Overcoming borders via API
The aspect of this idea that has been particularly difficult to implement so far is the AI-based API Managementwhich can sometimes become a complicated matter even for human developers. It is not much easier to format API calls into a text sequence that fits naturally into the conversation with the used GPT-J model into the system. Its complexity, based on more than 6 billion parameters, further complicates the task. Toolformer overcomes these hurdles and thus typical limitations of most conventional language models in three basic steps:
- Sample API Calls
For each possible API, the developers wrote a call that lets Toolformer assemble relevant API calls. Using probabilistic principles, the model then identifies some calls whose probabilities of fitting into the sequence are above a certain threshold. With just a few examples, Toolformer learns how to optimize this process.
- Execute API Calls
Subsequently, all sampled API calls are executed to obtain the corresponding results or responses from the tools. These must be available in short sequences of text for the further procedure. The details of the process depend on the individual API, which can address a neural network or a Python script, for example.
- Filter API Calls
To filter the calls, Toolformer calculates the weighted loss functions of the generated API tokens based on cross entropy. By comparing the results either considering or independent of the API calls, useful cases are identified for predicting further tokens. Again, an appropriate threshold is set to decide which calls are retained.
Fine tuning of the model
Toolformer uses the filtered API calls to merge them into a new dataset with the original input. This lays the foundation for subsequent fine-tuning, which is performed using typical language modeling. In terms of content, the new dataset should thus match the original dataset - apart from the added API calls.

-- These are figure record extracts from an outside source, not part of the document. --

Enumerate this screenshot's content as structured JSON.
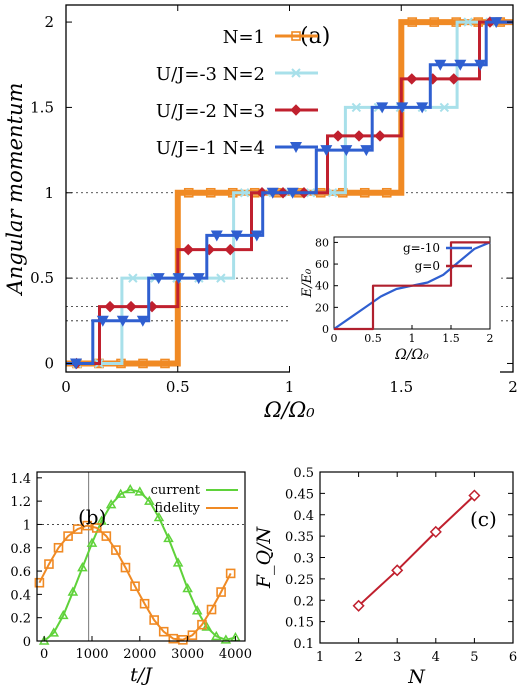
{
  "chart_data": [
    {
      "panel_label": "(a)",
      "type": "line",
      "xlabel": "Ω/Ω₀",
      "ylabel": "Angular momentum",
      "xlim": [
        0,
        2
      ],
      "ylim": [
        -0.05,
        2.1
      ],
      "xticks": [
        "0",
        "0.5",
        "1",
        "1.5",
        "2"
      ],
      "yticks": [
        "0",
        "0.5",
        "1",
        "1.5",
        "2"
      ],
      "reference_lines": [
        0.25,
        0.333,
        0.5,
        1
      ],
      "legend_position": "top-left",
      "series": [
        {
          "name": "N=1",
          "color": "#f08a24",
          "marker": "square",
          "x": [
            0,
            0.5,
            0.5,
            1.5,
            1.5,
            2
          ],
          "y": [
            0,
            0,
            1,
            1,
            2,
            2
          ]
        },
        {
          "name": "U/J=-3 N=2",
          "color": "#a8e0ea",
          "marker": "x",
          "x": [
            0,
            0.25,
            0.25,
            0.75,
            0.75,
            1.25,
            1.25,
            1.75,
            1.75,
            2
          ],
          "y": [
            0,
            0,
            0.5,
            0.5,
            1,
            1,
            1.5,
            1.5,
            2,
            2
          ]
        },
        {
          "name": "U/J=-2 N=3",
          "color": "#c0202e",
          "marker": "diamond",
          "x": [
            0,
            0.15,
            0.15,
            0.5,
            0.5,
            0.83,
            0.83,
            1.17,
            1.17,
            1.5,
            1.5,
            1.85,
            1.85,
            2
          ],
          "y": [
            0,
            0,
            0.333,
            0.333,
            0.667,
            0.667,
            1,
            1,
            1.333,
            1.333,
            1.667,
            1.667,
            2,
            2
          ]
        },
        {
          "name": "U/J=-1 N=4",
          "color": "#2f5fd0",
          "marker": "triangle-down",
          "x": [
            0,
            0.12,
            0.12,
            0.37,
            0.37,
            0.63,
            0.63,
            0.88,
            0.88,
            1.12,
            1.12,
            1.37,
            1.37,
            1.63,
            1.63,
            1.88,
            1.88,
            2
          ],
          "y": [
            0,
            0,
            0.25,
            0.25,
            0.5,
            0.5,
            0.75,
            0.75,
            1,
            1,
            1.25,
            1.25,
            1.5,
            1.5,
            1.75,
            1.75,
            2,
            2
          ]
        }
      ],
      "inset": {
        "xlabel": "Ω/Ω₀",
        "ylabel": "E/E₀",
        "xlim": [
          0,
          2
        ],
        "ylim": [
          0,
          85
        ],
        "xticks": [
          "0",
          "0.5",
          "1",
          "1.5",
          "2"
        ],
        "yticks": [
          "0",
          "20",
          "40",
          "60",
          "80"
        ],
        "series": [
          {
            "name": "g=-10",
            "color": "#2f5fd0",
            "x": [
              0,
              0.2,
              0.4,
              0.6,
              0.8,
              1.0,
              1.2,
              1.4,
              1.6,
              1.8,
              2.0
            ],
            "y": [
              0,
              10,
              20,
              30,
              37,
              40,
              43,
              50,
              62,
              74,
              80
            ]
          },
          {
            "name": "g=0",
            "color": "#b0202e",
            "x": [
              0,
              0.5,
              0.5,
              1.5,
              1.5,
              2
            ],
            "y": [
              0,
              0,
              40,
              40,
              80,
              80
            ]
          }
        ]
      }
    },
    {
      "panel_label": "(b)",
      "type": "line",
      "xlabel": "t/J",
      "ylabel": "",
      "xlim": [
        -150,
        4200
      ],
      "ylim": [
        0,
        1.45
      ],
      "xticks": [
        "0",
        "1000",
        "2000",
        "3000",
        "4000"
      ],
      "yticks": [
        "0",
        "0.2",
        "0.4",
        "0.6",
        "0.8",
        "1",
        "1.2",
        "1.4"
      ],
      "reference_lines": [
        1.0
      ],
      "vertical_line": 930,
      "legend_position": "top-right",
      "series": [
        {
          "name": "current",
          "color": "#5fd23a",
          "marker": "triangle",
          "x": [
            0,
            200,
            400,
            600,
            800,
            1000,
            1200,
            1400,
            1600,
            1800,
            2000,
            2200,
            2400,
            2600,
            2800,
            3000,
            3200,
            3400,
            3600,
            3800,
            4000
          ],
          "y": [
            0,
            0.07,
            0.22,
            0.42,
            0.63,
            0.84,
            1.03,
            1.17,
            1.26,
            1.3,
            1.28,
            1.2,
            1.06,
            0.88,
            0.67,
            0.45,
            0.26,
            0.12,
            0.04,
            0.01,
            0.03
          ]
        },
        {
          "name": "fidelity",
          "color": "#f08a24",
          "marker": "square",
          "x": [
            -100,
            100,
            300,
            500,
            700,
            900,
            1100,
            1300,
            1500,
            1700,
            1900,
            2100,
            2300,
            2500,
            2700,
            2900,
            3100,
            3300,
            3500,
            3700,
            3900
          ],
          "y": [
            0.5,
            0.66,
            0.8,
            0.9,
            0.96,
            0.99,
            0.97,
            0.9,
            0.78,
            0.63,
            0.47,
            0.32,
            0.18,
            0.08,
            0.02,
            0.01,
            0.05,
            0.14,
            0.27,
            0.42,
            0.58
          ]
        }
      ]
    },
    {
      "panel_label": "(c)",
      "type": "line",
      "xlabel": "N",
      "ylabel": "F_Q/N",
      "xlim": [
        1,
        6
      ],
      "ylim": [
        0.1,
        0.5
      ],
      "xticks": [
        "1",
        "2",
        "3",
        "4",
        "5",
        "6"
      ],
      "yticks": [
        "0.1",
        "0.15",
        "0.2",
        "0.25",
        "0.3",
        "0.35",
        "0.4",
        "0.45",
        "0.5"
      ],
      "series": [
        {
          "name": "",
          "color": "#c0202e",
          "marker": "diamond-open",
          "x": [
            2,
            3,
            4,
            5
          ],
          "y": [
            0.187,
            0.27,
            0.36,
            0.445
          ]
        }
      ]
    }
  ]
}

At best, the user is not aware of this process in the backend and receives a more or less natural reaction from Toolformer. The more inputs the language model processes in the further course, the more precisely it can use the extended dataset to predict future API tokens and correct positions of corresponding calls. Put simply, Toolformer learns independently when to use which application and how best to provide the optimal response.
Conclusion and prospects
By independently driving external applications via API calls, Toolformer can overcome typical limitations of arithmetic and content correctness. In concrete terms, tools such as a search engine, a calculator or a calendar help here. Their answers are naturally integrated into the Conversation text integrated. To make this possible, Toolformer uses a self-supervised learning procedure consisting of sampling, execution and filtering of API calls. Datasets formed from this form the basis for fine-tuning the model.
Toolformer thus provides an experimental outlook on what a versatile language model like ChatGPT could do in the future. Previous attempts have tended to focus on implementing tools directly in a chat bot, but according to Meta, this has not yet led to the desired results. External use via API is therefore a promising alternative. Here, too, work is still waiting for the developers. For example, Toolformer is not yet capable of executing chaining or interactive use of applications. Whether the existing capabilities are already enough for a fundamental breakthrough therefore remains to be seen.